La ruée vers l’autre


Mafane (Montréal)


10 + 11 févr., 20h




À travers ses différents personnages, la conteuse Mafane nous fait vivre les étapes de l’exil : le départ, la traversée, les épreuves, l’arrivée… Dans l’évocation des espoirs et des rêves si puissants, des doutes, des drames et des repères perdus, La ruée vers l’autre parle de notre rapport à l’autre du point de vue du migrant. Une œuvre sensible qui pose la question de ce qu’on apporte avec soi dans ce voyage incertain où l’ailleurs et l’ici se confondent, et qui célèbre l’importance de la rencontre, de l’ouverture à l’autre, des communautés et des liens sans cesse retissés au fil de réalités mouvantes. Projet mûri lors d’une résidence à Saint-Élie-de-Caxton,La ruée vers l’autre sera présenté en première au MAI.

Originaire de l’île de La Réunion et issue d’une longue tradition d’immigrants venus de l’île Maurice, de Madagascar, de Sicile, d’Algérie et de France, Mafane s’interroge sur la notion du départ lorsqu’elle a, à son tour, laissé sa terre natale pour venir s’installer au Québec. Comment quitte-t-on ses racines ? Qu’emporte-t-on de plus précieux ? Comment se passe la rencontre avec l’ailleurs, avec l’autre ?

C’est à partir de ces questions qu’est né La ruée vers l’autre, quatre contes à mi-chemin entre le conte et le récit qui traitent de déracinement, de pertes de repères, de choc culturel, mais aussi de rêve, d’espoir, de résilience et de rencontres. La conteuse s’est notamment inspirée de récits de ses proches et de sa rencontre avec de nouveaux arrivants au Canada.

Grâce à une scénographie lumineuse astucieuse – conception signée Jérôme Delapierre, scénographe et créateur d’environnements interactifs, et Marie-Noël Vanasse, artiste en arts numériques – « la lumière du spectacle vient ici construire et déconstruire l’espace au fil des histoires, nourrir le ressenti du spectateur en éclairant ce qui a été laissé dans l’ombre les mots. » Tout en démontrant l’aspect
rassembleur du conte, La ruée vers l’autre navigue vers des eaux territoriales de plus en plus incertaines en cette ère d’érections des murs et nous rappelle « qu’on est là tous ensemble sur un même bateau. »

La Réunionnaise d’origine a d’abord trouvé dans le conte un remède contre le mal du pays. Ces récits et légendes de l’océan Indien ont été une véritable source d’inspiration. Récits que Mafane ponctuait, ici et là, de tirades en créole.

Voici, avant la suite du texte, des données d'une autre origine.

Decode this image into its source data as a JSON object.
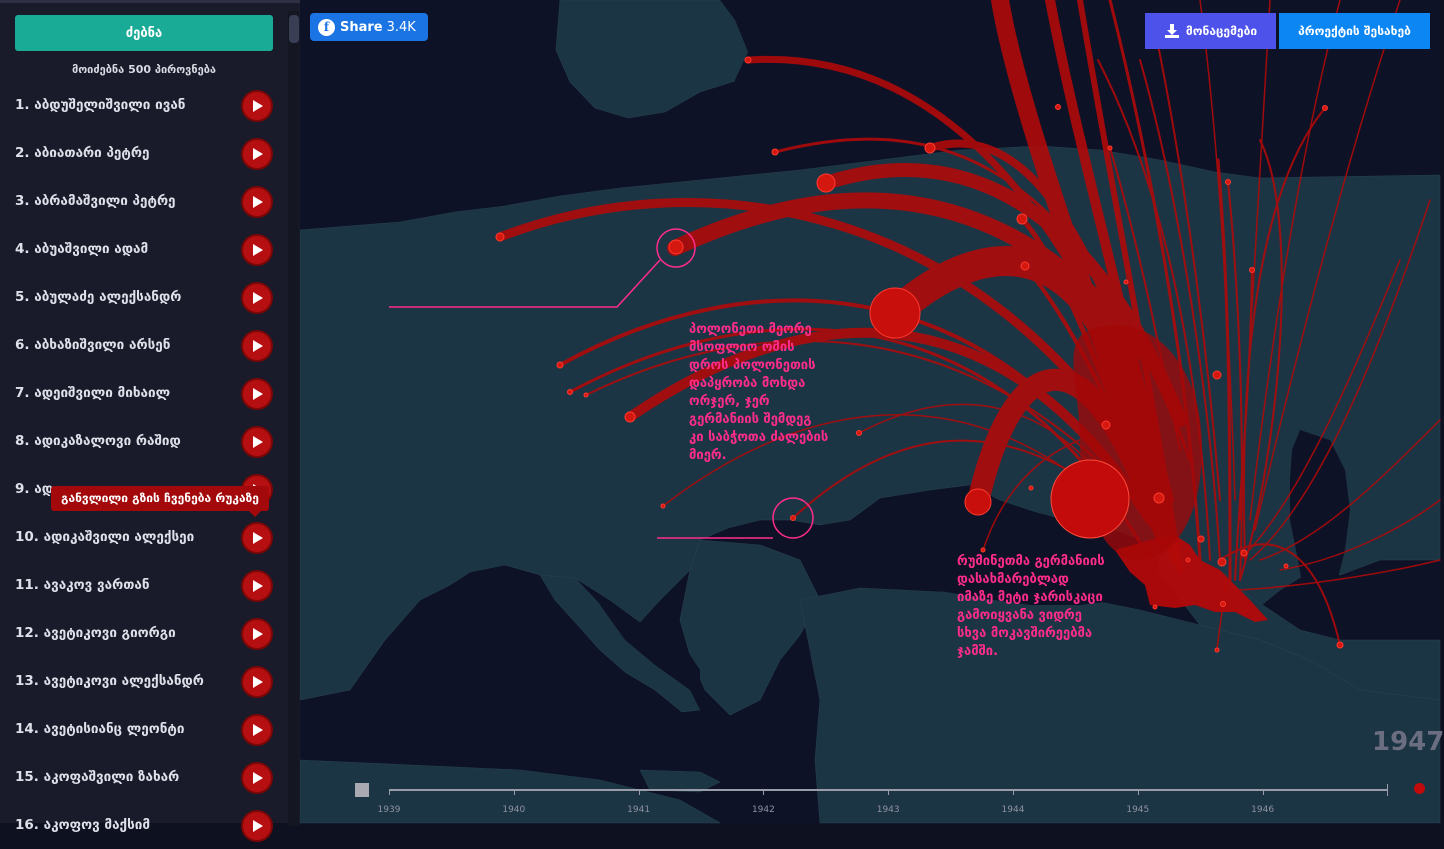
{
  "sidebar": {
    "search_label": "ძებნა",
    "found_count": "მოიძებნა 500 პიროვნება",
    "people": [
      {
        "name": "1. აბდუშელიშვილი ივან"
      },
      {
        "name": "2. აბიათარი პეტრე"
      },
      {
        "name": "3. აბრამაშვილი პეტრე"
      },
      {
        "name": "4. აბუაშვილი ადამ"
      },
      {
        "name": "5. აბულაძე ალექსანდრ"
      },
      {
        "name": "6. აბხაზიშვილი არსენ"
      },
      {
        "name": "7. ადეიშვილი მიხაილ"
      },
      {
        "name": "8. ადიკაზალოვი რაშიდ"
      },
      {
        "name": "9. ად"
      },
      {
        "name": "10. ადიკაშვილი ალექსეი"
      },
      {
        "name": "11. ავაკოვ ვართან"
      },
      {
        "name": "12. ავეტიკოვი გიორგი"
      },
      {
        "name": "13. ავეტიკოვი ალექსანდრ"
      },
      {
        "name": "14. ავეტისიანც ლეონტი"
      },
      {
        "name": "15. აკოფაშვილი ზახარ"
      },
      {
        "name": "16. აკოფოვ მაქსიმ"
      }
    ],
    "tooltip": "განვლილი გზის ჩვენება რუკაზე"
  },
  "header": {
    "share_label": "Share",
    "share_count": "3.4K",
    "download_label": "მონაცემები",
    "about_label": "პროექტის შესახებ"
  },
  "annotations": {
    "poland": "პოლონეთი მეორე მსოფლიო ომის დროს პოლონეთის დაპყრობა მოხდა ორჯერ, ჯერ გერმანიის შემდეგ კი საბჭოთა ძალების მიერ.",
    "romania": "რუმინეთმა გერმანიის დასახმარებლად იმაზე მეტი ჯარისკაცი გამოიყვანა ვიდრე სხვა მოკავშირეებმა ჯამში."
  },
  "timeline": {
    "current_year": "1947",
    "ticks": [
      "1939",
      "1940",
      "1941",
      "1942",
      "1943",
      "1944",
      "1945",
      "1946"
    ]
  },
  "icons": {
    "play": "play-icon",
    "download": "download-icon",
    "facebook": "facebook-icon"
  },
  "colors": {
    "search": "#1aab97",
    "route": "#c30c0c",
    "annotation": "#ff2c8c",
    "download": "#4d52ea",
    "about": "#0b86f2"
  }
}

Par la suite, sa réflexion s’élargit pour passer de ses racines aux thèmes de la migration et du départ. Mafane a eu l’occasion de conter dans divers événements, notamment au Centre national des arts à Ottawa (2013) et au Festival interculturel du conte à Montréal (2015). Sur la scène internationale, Mafane a conté, entre autres, au Festival de contes international Boca do Céu à São Paulo au Brésil ainsi qu’au Festival de conte à Baden en Bretagne. 2016. Coup de coeur du conteur Fred Pellerin et du Regroupement du conte du Québec, Mafane reçoit une invitation du RCQ pour réaliser une résidence, en avril dernier, dans le village de Saint-Élie-de-Caxton. La même année, Mafane recevait le « Prix de la conteuse émergente » des Conteurs du Canada. L’artiste a bénéficié du Programme d’accompagnement, un programme de mentorat accordé par le MAI.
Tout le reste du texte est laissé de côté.